Further, according to the motor of the third aspect of the present invention, since the ring body is provided with the thick portion corresponding to each pin, the strength at the portion where the pin is provided increases, and Can be further prevented. Also,
Since the housing recess for housing the thick part is provided, the radial size of the motor housing can be suppressed,
Further, relative rotation between the housing body and the ring body is also prevented.

[Brief description of the drawings]

FIG. 1 is a sectional view showing an embodiment in which a motor according to the present invention is applied to a spindle molding for a magnetic disk drive.

FIG. 2 is a plan view showing a ring in the motor of FIG.

1. FIG. 3 is a partially enlarged perspective view showing a part of the ring of FIG.

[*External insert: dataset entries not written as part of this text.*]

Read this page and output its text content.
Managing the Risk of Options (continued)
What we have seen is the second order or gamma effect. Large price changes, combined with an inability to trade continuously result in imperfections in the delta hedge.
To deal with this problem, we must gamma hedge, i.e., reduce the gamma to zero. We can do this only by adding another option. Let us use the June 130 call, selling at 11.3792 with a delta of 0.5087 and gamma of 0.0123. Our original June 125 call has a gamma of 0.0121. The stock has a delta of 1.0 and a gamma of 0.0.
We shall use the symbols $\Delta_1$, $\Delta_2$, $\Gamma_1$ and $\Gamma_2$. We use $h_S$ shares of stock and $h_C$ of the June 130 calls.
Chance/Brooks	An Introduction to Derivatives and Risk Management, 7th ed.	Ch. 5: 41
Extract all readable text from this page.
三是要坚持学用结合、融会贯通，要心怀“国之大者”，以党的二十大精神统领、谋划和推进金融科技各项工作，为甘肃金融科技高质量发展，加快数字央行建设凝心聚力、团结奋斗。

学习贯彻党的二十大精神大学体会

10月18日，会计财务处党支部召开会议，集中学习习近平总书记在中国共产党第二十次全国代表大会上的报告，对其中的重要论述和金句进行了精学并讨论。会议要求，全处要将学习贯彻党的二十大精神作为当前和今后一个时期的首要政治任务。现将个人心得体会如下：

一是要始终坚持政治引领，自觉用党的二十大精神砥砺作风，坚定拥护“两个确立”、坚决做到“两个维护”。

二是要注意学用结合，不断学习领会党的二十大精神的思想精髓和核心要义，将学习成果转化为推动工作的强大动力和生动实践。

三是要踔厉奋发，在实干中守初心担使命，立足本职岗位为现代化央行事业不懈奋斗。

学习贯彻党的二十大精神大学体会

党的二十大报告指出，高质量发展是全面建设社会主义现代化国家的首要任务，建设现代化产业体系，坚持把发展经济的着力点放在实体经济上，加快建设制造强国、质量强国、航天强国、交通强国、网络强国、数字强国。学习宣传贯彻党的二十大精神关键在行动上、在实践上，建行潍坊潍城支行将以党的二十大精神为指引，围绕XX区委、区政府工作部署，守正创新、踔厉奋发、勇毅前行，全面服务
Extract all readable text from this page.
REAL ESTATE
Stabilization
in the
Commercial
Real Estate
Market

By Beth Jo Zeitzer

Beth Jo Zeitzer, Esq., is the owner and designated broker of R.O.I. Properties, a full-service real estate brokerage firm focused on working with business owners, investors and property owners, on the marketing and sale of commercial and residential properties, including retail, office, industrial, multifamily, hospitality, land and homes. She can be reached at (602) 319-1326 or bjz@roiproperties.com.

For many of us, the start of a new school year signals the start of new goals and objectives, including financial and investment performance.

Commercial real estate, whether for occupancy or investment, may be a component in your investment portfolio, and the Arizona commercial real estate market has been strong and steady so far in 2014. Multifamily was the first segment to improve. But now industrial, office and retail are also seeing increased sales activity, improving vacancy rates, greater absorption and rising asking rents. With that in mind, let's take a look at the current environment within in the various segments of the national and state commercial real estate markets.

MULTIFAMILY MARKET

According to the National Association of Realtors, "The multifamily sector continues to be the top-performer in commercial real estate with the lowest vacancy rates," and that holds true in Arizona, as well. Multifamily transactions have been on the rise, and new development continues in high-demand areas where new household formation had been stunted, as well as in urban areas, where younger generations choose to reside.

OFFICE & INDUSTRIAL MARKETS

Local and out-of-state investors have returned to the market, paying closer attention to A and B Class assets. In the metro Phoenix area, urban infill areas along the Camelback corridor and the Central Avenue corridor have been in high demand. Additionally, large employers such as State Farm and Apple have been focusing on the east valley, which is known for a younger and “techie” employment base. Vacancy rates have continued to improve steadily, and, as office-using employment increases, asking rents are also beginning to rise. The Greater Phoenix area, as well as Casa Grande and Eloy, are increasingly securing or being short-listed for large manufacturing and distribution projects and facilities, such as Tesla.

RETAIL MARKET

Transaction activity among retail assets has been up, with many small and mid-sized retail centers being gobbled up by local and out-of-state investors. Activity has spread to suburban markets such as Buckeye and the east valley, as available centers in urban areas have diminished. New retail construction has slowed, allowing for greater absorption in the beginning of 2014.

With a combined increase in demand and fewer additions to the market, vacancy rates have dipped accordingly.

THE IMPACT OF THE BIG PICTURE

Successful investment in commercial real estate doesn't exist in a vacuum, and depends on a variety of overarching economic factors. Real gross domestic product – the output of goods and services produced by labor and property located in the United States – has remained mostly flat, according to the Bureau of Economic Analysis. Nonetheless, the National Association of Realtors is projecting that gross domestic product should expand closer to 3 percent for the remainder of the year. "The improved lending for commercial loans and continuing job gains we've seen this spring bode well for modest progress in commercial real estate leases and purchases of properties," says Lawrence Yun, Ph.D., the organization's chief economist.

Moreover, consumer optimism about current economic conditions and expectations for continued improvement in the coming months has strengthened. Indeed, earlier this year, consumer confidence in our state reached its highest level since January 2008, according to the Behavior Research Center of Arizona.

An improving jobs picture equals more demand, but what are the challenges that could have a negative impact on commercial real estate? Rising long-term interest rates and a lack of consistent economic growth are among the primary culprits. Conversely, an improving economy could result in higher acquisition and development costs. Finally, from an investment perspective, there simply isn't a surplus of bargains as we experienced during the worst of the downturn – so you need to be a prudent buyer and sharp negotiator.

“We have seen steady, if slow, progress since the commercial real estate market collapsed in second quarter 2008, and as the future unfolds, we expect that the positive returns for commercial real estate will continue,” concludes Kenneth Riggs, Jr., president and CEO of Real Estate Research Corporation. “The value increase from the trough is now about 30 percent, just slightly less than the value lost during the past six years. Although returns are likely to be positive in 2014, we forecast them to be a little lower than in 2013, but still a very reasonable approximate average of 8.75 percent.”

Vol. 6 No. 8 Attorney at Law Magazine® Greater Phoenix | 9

FIG. 4 is a sectional view showing an example of a conventional motor.

[Explanation of symbols]

 2,52 Motor housing 4,54 Rotor 8,62 Outer peripheral wall 12,14,66,68 Bearing 20,74 Rotor body 22,78 Rotor magnet 24,84 Clamp magnet 26,86 Stator 28,96 pin 56 Housing body 58 Ring 92 guide wall 98 ring main body 100 positioning projection 102 engaging claw 104 flange 106 annular recess 108 thick part

Claims (3)

[Claims] A rotor having a motor housing, a rotor body and a rotor magnet mounted on the rotor body, the rotor being rotatable relative to the motor housing;
In a motor comprising: a stator disposed to face the rotor magnet; and a plurality of pins for guiding the motor housing in a predetermined direction, the motor housing includes a metal housing main body,
A motor comprising a ring mounted on the housing body, wherein the plurality of pins are formed by integral molding of the ring and a synthetic resin. 2. An annular flange protruding outward in the radial direction is provided at an upper end portion of the housing body, and an annular concave portion is provided below the annular flange. A ring main body attached to the housing main body, wherein the ring main body is provided with a positioning protrusion protruding upward corresponding to each of the plurality of pins, and an adjacent positioning protrusion is provided. An engaging claw projecting inward in the radial direction is provided therebetween, and the positioning protrusion contacts the flange, and the engaging claw engages with the annular concave portion. The motor according to 1. 3. The ring body is provided with a thick portion having a large thickness in a radial direction corresponding to each of the plurality of pins, while the housing body is provided with the thick portion. The motor according to claim 2, wherein a housing recess for housing the motor is provided.